„Wie schaffst du es eigentlich immer, so ruhig zu bleiben?“
Saskia lehnt sich mit ihrem Kaffeebecher an die Fensterbank im Lehrerzimmer und mustert mich mit dieser Mischung aus Bewunderung und Neugier, die ich bei ihr noch nicht allzu oft gesehen habe. „Ich meine, das Gespräch gestern mit Frau Albrecht… Ich hätte an deiner Stelle spätestens nach zehn Minuten die Nerven verloren. Aber du? Du bleibst da einfach gelassen. Beeindruckend.“
Ich lächle und zucke mit den Schultern, nehme einen Schluck von meinem Tee. „Man gewöhnt sich an alles. Und manche Dinge sind es einfach nicht wert, sich aufzuregen. Und eigentlich ist sie eine arme Mutter mit einem Kind, von dem sie sich terrorisieren lässt.“
Saskia grinst, als hätte sie eine Verschwörung aufgedeckt. „Das ist alles? Komm, da steckt doch noch mehr dahinter. Du musst mir mal dein Geheimnis verraten.“
Ich winke ab, spiele die Unnahbare. „Ach, da gibt es kein Geheimnis. Nur Erfahrung. Und eine gute Portion Gleichmut. Ich lasse das einfach nicht an mich ran.“
In Wahrheit ist es jedoch ganz anders. Ich bin nicht ruhig, weil ich so abgeklärt bin. Ich bin ruhig, weil ich längst meinen eigenen Weg gefunden habe, mit Menschen wie Frau Albrecht umzugehen. Ihre ständigen Beschwerden, ihre unterschwelligen Vorwürfe, ihre passiv-aggressive Art – all das prallt an mir ab. Egal, was sie zu mir sagt, ich fühle mich nicht attackiert. Ich fühle mich überlegen. Und auch irgendwie zufrieden. Wie es dazu gekommen ist?
Das mit den Albrechts begann an einem Abend vor drei Wochen, als ich nach einem langen Elternsprechtag noch im Lehrerzimmer saß, die letzten Notizen sortierte und die Lichter schon halb gelöscht waren.
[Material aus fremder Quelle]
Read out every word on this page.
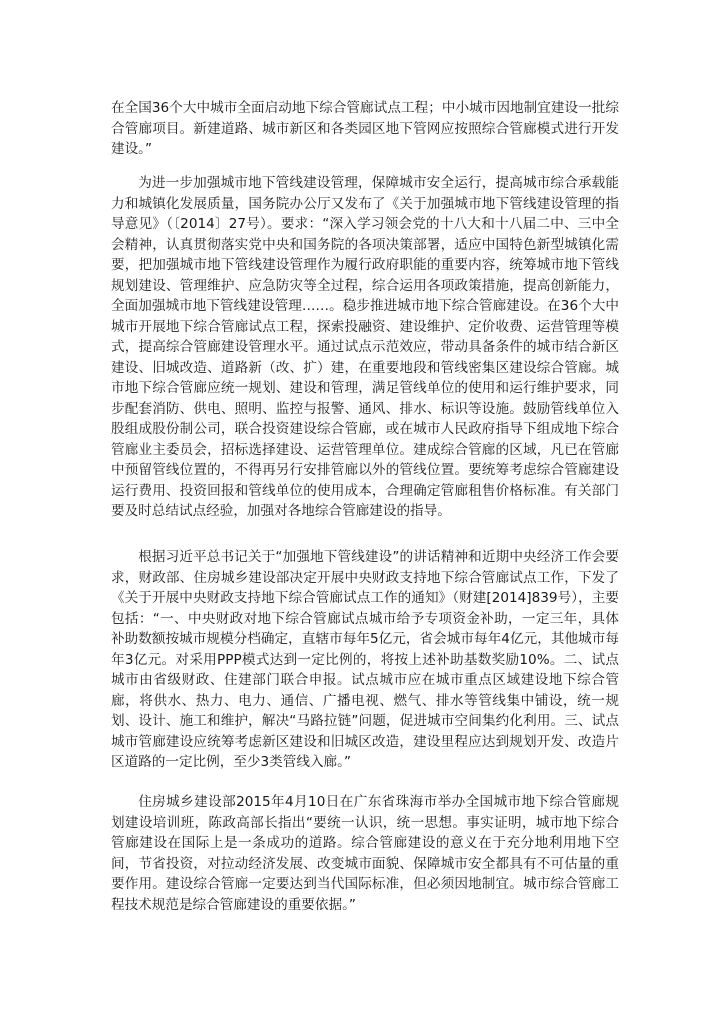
在全国36个大中城市全面启动地下综合管廊试点工程；中小城市因地制宜建设一批综合管廊项目。新建道路、城市新区和各类园区地下管网应按照综合管廊模式进行开发建设。”

为进一步加强城市地下管线建设管理，保障城市安全运行，提高城市综合承载能力和城镇化发展质量，国务院办公厅又发布了《关于加强城市地下管线建设管理的指导意见》（〔2014〕27号）。要求：“深入学习领会党的十八大和十八届二中、三中全会精神，认真贯彻落实党中央和国务院的各项决策部署，适应中国特色新型城镇化需要，把加强城市地下管线建设管理作为履行政府职能的重要内容，统筹城市地下管线规划建设、管理维护、应急防灾等全过程，综合运用各项政策措施，提高创新能力，全面加强城市地下管线建设管理……。稳步推进城市地下综合管廊建设。在36个大中城市开展地下综合管廊试点工程，探索投融资、建设维护、定价收费、运营管理等模式，提高综合管廊建设管理水平。通过试点示范效应，带动具备条件的城市结合新区建设、旧城改造、道路新（改、扩）建，在重要地段和管线密集区建设综合管廊。城市地下综合管廊应统一规划、建设和管理，满足管线单位的使用和运行维护要求，同步配套消防、供电、照明、监控与报警、通风、排水、标识等设施。鼓励管线单位入股组成股份制公司，联合投资建设综合管廊，或在城市人民政府指导下组成地下综合管廊业主委员会，招标选择建设、运营管理单位。建成综合管廊的区域，凡已在管廊中预留管线位置的，不得再另行安排管廊以外的管线位置。要统筹考虑综合管廊建设运行费用、投资回报和管线单位的使用成本，合理确定管廊租售价格标准。有关部门要及时总结试点经验，加强对各地综合管廊建设的指导。

根据习近平总书记关于“加强地下管线建设”的讲话精神和近期中央经济工作会要求，财政部、住房城乡建设部决定开展中央财政支持地下综合管廊试点工作，下发了《关于开展中央财政支持地下综合管廊试点工作的通知》（财建[2014]839号），主要包括：“一、中央财政对地下综合管廊试点城市给予专项资金补助，一定三年，具体补助数额按城市规模分档确定，直辖市每年5亿元，省会城市每年4亿元，其他城市每年3亿元。对采用PPP模式达到一定比例的，将按上述补助基数奖励10%。二、试点城市由省级财政、住建部门联合申报。试点城市应在城市重点区域建设地下综合管廊，将供水、热力、电力、通信、广播电视、燃气、排水等管线集中铺设，统一规划、设计、施工和维护，解决“马路拉链”问题，促进城市空间集约化利用。三、试点城市管廊建设应统筹考虑新区建设和旧城区改造，建设里程应达到规划开发、改造片区道路的一定比例，至少3类管线入廊。”

住房城乡建设部2015年4月10日在广东省珠海市举办全国城市地下综合管廊规划建设培训班，陈政高部长指出“要统一认识，统一思想。事实证明，城市地下综合管廊建设在国际上是一条成功的道路。综合管廊建设的意义在于充分地利用地下空间，节省投资，对拉动经济发展、改变城市面貌、保障城市安全都具有不可估量的重要作用。建设综合管廊一定要达到当代国际标准，但必须因地制宜。城市综合管廊工程技术规范是综合管廊建设的重要依据。”
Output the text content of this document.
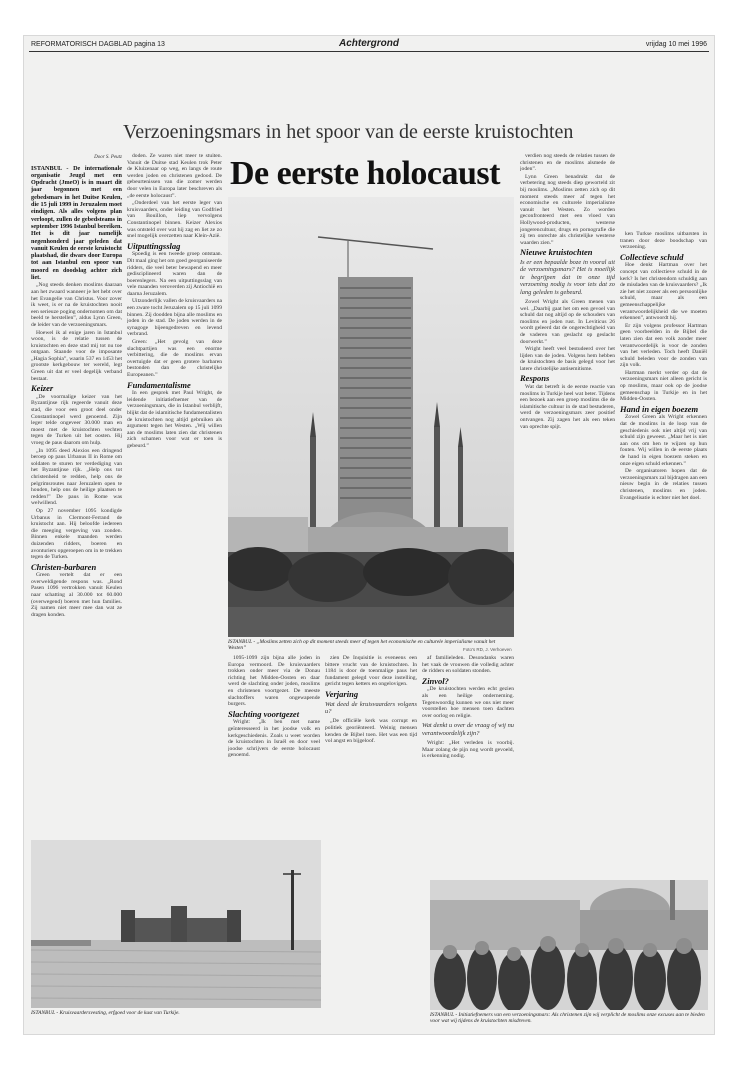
REFORMATORISCH DAGBLAD pagina 13	Achtergrond	vrijdag 10 mei 1996
Verzoeningsmars in het spoor van de eerste kruistochten
De eerste holocaust
Door S. Peutz

ISTANBUL - De internationale organisatie Jeugd met een Opdracht (JmeO) is in maart dit jaar begonnen met een gebedsmars in het Duitse Keulen, die 15 juli 1999 in Jeruzalem moet eindigen. Als alles volgens plan verloopt, zullen de gebedsteams in september 1996 Istanbul bereiken. Het is dit jaar namelijk negenhonderd jaar geleden dat vanuit Keulen de eerste kruistocht plaatshad, die dwars door Europa tot aan Istanbul een spoor van moord en doodslag achter zich liet.

„Nog steeds denken moslims daaraan aan het zwaard wanneer je het hebt over het Evangelie van Christus. Voor zover ik weet, is er na de kruistochten nooit een serieuze poging ondernomen om dat beeld te herstellen”, aldus Lynn Green, de leider van de verzoeningsmars.

Hoewel ik al enige jaren in Istanbul woon, is de relatie tussen de kruistochten en deze stad mij tot nu toe ontgaan. Staande voor de imposante „Hagia Sophia”, waarin 537 en 1453 het grootste kerkgebouw ter wereld, legt Green uit dat er veel degelijk verband bestaat.

Keizer

„De voormalige keizer van het Byzantijnse rijk regeerde vanuit deze stad, die voor een groot deel onder Constantinopel werd genoemd. Zijn leger telde ongeveer 30.000 man en moest met de kruistochten vechten tegen de Turken uit het oosten. Hij vroeg de paus daarom om hulp.

„In 1095 deed Alexios een dringend beroep op paus Urbanus II in Rome om soldaten te sturen ter verdediging van het Byzantijnse rijk. „Help ons tot christenheid te redden, help ons de pelgrimsroutes naar Jeruzalem open te houden, help ons de heilige plaatsen te redden!” De paus in Rome was welwillend.

Op 27 november 1095 kondigde Urbanus in Clermont-Ferrand de kruistocht aan. Hij beloofde iedereen die meeging vergeving van zonden. Binnen enkele maanden werden duizenden ridders, boeren en avonturiers opgeroepen om in te trekken tegen de Turken.

Christen-barbaren

Green vertelt dat er een overweldigende respons was. „Rond Pasen 1096 vertrokken vanuit Keulen naar schatting al 30.000 tot 60.000 (overwegend) boeren met hun families. Zij namen niet meer mee dan wat ze dragen konden.

doden. Ze waren niet meer te stuiten. Vanuit de Duitse stad Keulen trok Peter de Kluizenaar op weg, en langs de route werden joden en christenen gedood. De gebeurtenissen van die zomer werden door velen in Europa later beschreven als „de eerste holocaust”.

„Onderdeel van het eerste leger van kruisvaarders, onder leiding van Godfried van Bouillon, liep vervolgens Constantinopel binnen. Keizer Alexios was ontsteld over wat hij zag en liet ze zo snel mogelijk overzetten naar Klein-Azië.

Uitputtingsslag

Spoedig is een tweede groep ontstaan. Dit maal ging het om goed georganiseerde ridders, die veel beter bewapend en meer gedisciplineerd waren dan de boerenlegers. Na een uitputtingsslag van vele maanden veroverden zij Antiochië en daarna Jeruzalem.

Uitzonderlijk vallen de kruisvaarders na een zware tocht Jeruzalem op 15 juli 1099 binnen. Zij doodden bijna alle moslims en joden in de stad. De joden werden in de synagoge bijeengedreven en levend verbrand.

Green: „Het gevolg van deze slachtpartijen was een enorme verbittering, die de moslims ervan overtuigde dat er geen grotere barbaren bestonden dan de christelijke Europeanen.”

Fundamentalisme

In een gesprek met Paul Wright, de leidende initiatiefnemer van de verzoeningsmars, die in Istanbul verblijft, blijkt dat de islamitische fundamentalisten de kruistochten nog altijd gebruiken als argument tegen het Westen. „Wij willen aan de moslims laten zien dat christenen zich schamen voor wat er toen is gebeurd.”

ISTANBUL - „Moslims zetten zich op dit moment steeds meer af tegen het economische en culturele imperialisme vanuit het Westen”	Foto's RD, J. Verhoeven

verdien nog steeds de relaties tussen de christenen en de moslims alsmede de joden”.

Lynn Green benadrukt dat de verbetering nog steeds diep geworteld zit bij moslims. „Moslims zetten zich op dit moment steeds meer af tegen het economische en culturele imperialisme vanuit het Westen. Zo worden geconfronteerd met een vloed van Hollywood-producten, westerse jongerencultuur, drugs en pornografie die zij ten onrechte als christelijke westerse waarden zien.”

Nieuwe kruistochten

Is er een bepaalde boze in vooral uit de verzoeningsmars? Het is moeilijk te begrijpen dat in onze tijd verzoening nodig is voor iets dat zo lang geleden is gebeurd.

Zowel Wright als Green menen van wel. „Daarbij gaat het om een gevoel van schuld dat nog altijd op de schouders van moslims en joden rust. In Leviticus 26 wordt geleerd dat de ongerechtigheid van de vaderen van geslacht op geslacht doorwerkt.”

Wright heeft veel bestudeerd over het lijden van de joden. Volgens hem hebben de kruistochten de basis gelegd voor het latere christelijke antisemitisme.

Respons

Wat dat betreft is de eerste reactie van moslims in Turkije heel wat beter. Tijdens een bezoek aan een groep moslims die de islamitische cultuur in de stad bestuderen, werd de verzoeningsmars zeer positief ontvangen. Zij zagen het als een teken van oprechte spijt.

ken Turkse moslims uitbarsten in tranen door deze boodschap van verzoening.

Collectieve schuld

Hoe denkt Hartman over het concept van collectieve schuld in de kerk? Is het christendom schuldig aan de misdaden van de kruisvaarders? „Ik zie het niet zozeer als een persoonlijke schuld, maar als een gemeenschappelijke verantwoordelijkheid die we moeten erkennen”, antwoordt hij.

Er zijn volgens professor Hartman geen voorbeelden in de Bijbel die laten zien dat een volk zonder meer verantwoordelijk is voor de zonden van het verleden. Toch heeft Daniël schuld beleden voor de zonden van zijn volk.

Hartman merkt verder op dat de verzoeningsmars niet alleen gericht is op moslims, maar ook op de joodse gemeenschap in Turkije en in het Midden-Oosten.

Hand in eigen boezem

Zowel Green als Wright erkennen dat de moslims in de loop van de geschiedenis ook niet altijd vrij van schuld zijn geweest. „Maar het is niet aan ons om hen te wijzen op hun fouten. Wij willen in de eerste plaats de hand in eigen boezem steken en onze eigen schuld erkennen.”

De organisatoren hopen dat de verzoeningsmars zal bijdragen aan een nieuw begin in de relaties tussen christenen, moslims en joden. Evangelisatie is echter niet het doel.

1095-1099 zijn bijna alle joden in Europa vermoord. De kruisvaarders trokken onder meer via de Donau richting het Midden-Oosten en daar werd de slachting onder joden, moslims en christenen voortgezet. De meeste slachtoffers waren ongewapende burgers.

Slachting voortgezet

Wright: „Ik ben met name geïnteresseerd in het joodse volk en kerkgeschiedenis. Zoals u weet worden de kruistochten in Israël en door veel joodse schrijvers de eerste holocaust genoemd.

zien De Inquisitie is eveneens een bittere vrucht van de kruistochten. In 1184 is door de toenmalige paus het fundament gelegd voor deze instelling, gericht tegen ketters en ongelovigen.

Verjaring

Wat deed de kruisvaarders volgens u?

„De officiële kerk was corrupt en politiek georiënteerd. Weinig mensen kenden de Bijbel toen. Het was een tijd vol angst en bijgeloof.

af familieleden. Desondanks waren het vaak de vrouwen die volledig achter de ridders en soldaten stonden.

Zinvol?

„De kruistochten werden echt gezien als een heilige onderneming. Tegenwoordig kunnen we ons niet meer voorstellen hoe mensen toen dachten over oorlog en religie.

Wat denkt u over de vraag of wij nu verantwoordelijk zijn?

Wright: „Het verleden is voorbij. Maar zolang de pijn nog wordt gevoeld, is erkenning nodig.

ISTANBUL - Kruisvaardersvesting, erfgoed voor de kust van Turkije.	ISTANBUL - Initiatiefnemers van een verzoeningsmars: Als christenen zijn wij verplicht de moslims onze excuses aan te bieden voor wat wij tijdens de kruistochten misdreven.
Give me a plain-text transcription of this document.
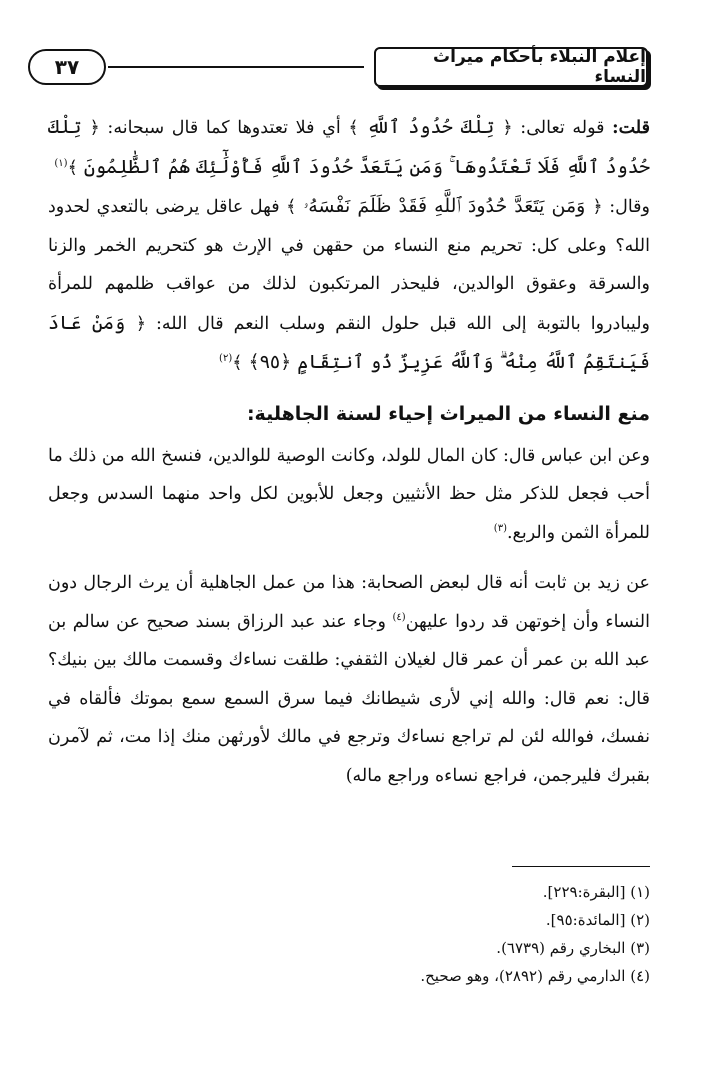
إعلام النبلاء بأحكام ميراث النساء
٣٧

قلت: قوله تعالى: ﴿ تِلْكَ حُدُودُ ٱللَّهِ ﴾ أي فلا تعتدوها كما قال سبحانه: ﴿ تِلْكَ حُدُودُ ٱللَّهِ فَلَا تَعْتَدُوهَا ۚ وَمَن يَتَعَدَّ حُدُودَ ٱللَّهِ فَأُوْلَٰٓئِكَ هُمُ ٱلظَّٰلِمُونَ ﴾$^{(١)}$

وقال: ﴿ وَمَن يَتَعَدَّ حُدُودَ ٱللَّهِ فَقَدْ ظَلَمَ نَفْسَهُۥ ﴾ فهل عاقل يرضى بالتعدي لحدود الله؟ وعلى كل: تحريم منع النساء من حقهن في الإرث هو كتحريم الخمر والزنا والسرقة وعقوق الوالدين، فليحذر المرتكبون لذلك من عواقب ظلمهم للمرأة وليبادروا بالتوبة إلى الله قبل حلول النقم وسلب النعم قال الله: ﴿ وَمَنْ عَادَ فَيَنتَقِمُ ٱللَّهُ مِنْهُ ۗ وَٱللَّهُ عَزِيزٌ ذُو ٱنتِقَامٍ ﴿٩٥﴾ ﴾$^{(٢)}$

منع النساء من الميراث إحياء لسنة الجاهلية:

وعن ابن عباس قال: كان المال للولد، وكانت الوصية للوالدين، فنسخ الله من ذلك ما أحب فجعل للذكر مثل حظ الأنثيين وجعل للأبوين لكل واحد منهما السدس وجعل للمرأة الثمن والربع.$^{(٣)}$

عن زيد بن ثابت أنه قال لبعض الصحابة: هذا من عمل الجاهلية أن يرث الرجال دون النساء وأن إخوتهن قد ردوا عليهن$^{(٤)}$ وجاء عند عبد الرزاق بسند صحيح عن سالم بن عبد الله بن عمر أن عمر قال لغيلان الثقفي: طلقت نساءك وقسمت مالك بين بنيك؟ قال: نعم قال: والله إني لأرى شيطانك فيما سرق السمع سمع بموتك فألقاه في نفسك، فوالله لئن لم تراجع نساءك وترجع في مالك لأورثهن منك إذا مت، ثم لآمرن بقبرك فليرجمن، فراجع نساءه وراجع ماله)

(١) [البقرة:٢٢٩].
(٢) [المائدة:٩٥].
(٣) البخاري رقم (٦٧٣٩).
(٤) الدارمي رقم (٢٨٩٢)، وهو صحيح.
Da stand er plötzlich in der Tür: Herr Albrecht.
Er wollte sich für das Gespräch, insbesondere für das Verhalten seiner Frau entschuldigen. Bei diesem Gespräch war er übrigens auch anwesend gewesen. Erst war er nicht zu Wort gekommen, um dann für einen Beschwichtigungsversuch zurückgewiesen zu werden, was ihn dann gänzlich verstummen ließ. Somit saß er den Großteil der Zeit mit beschämtem Blick neben seiner Frau, wobei offenblieb, er sich über ihre Wutausbrüche im Allgemeinen oder über die Zurechtweisung durch sie schämte.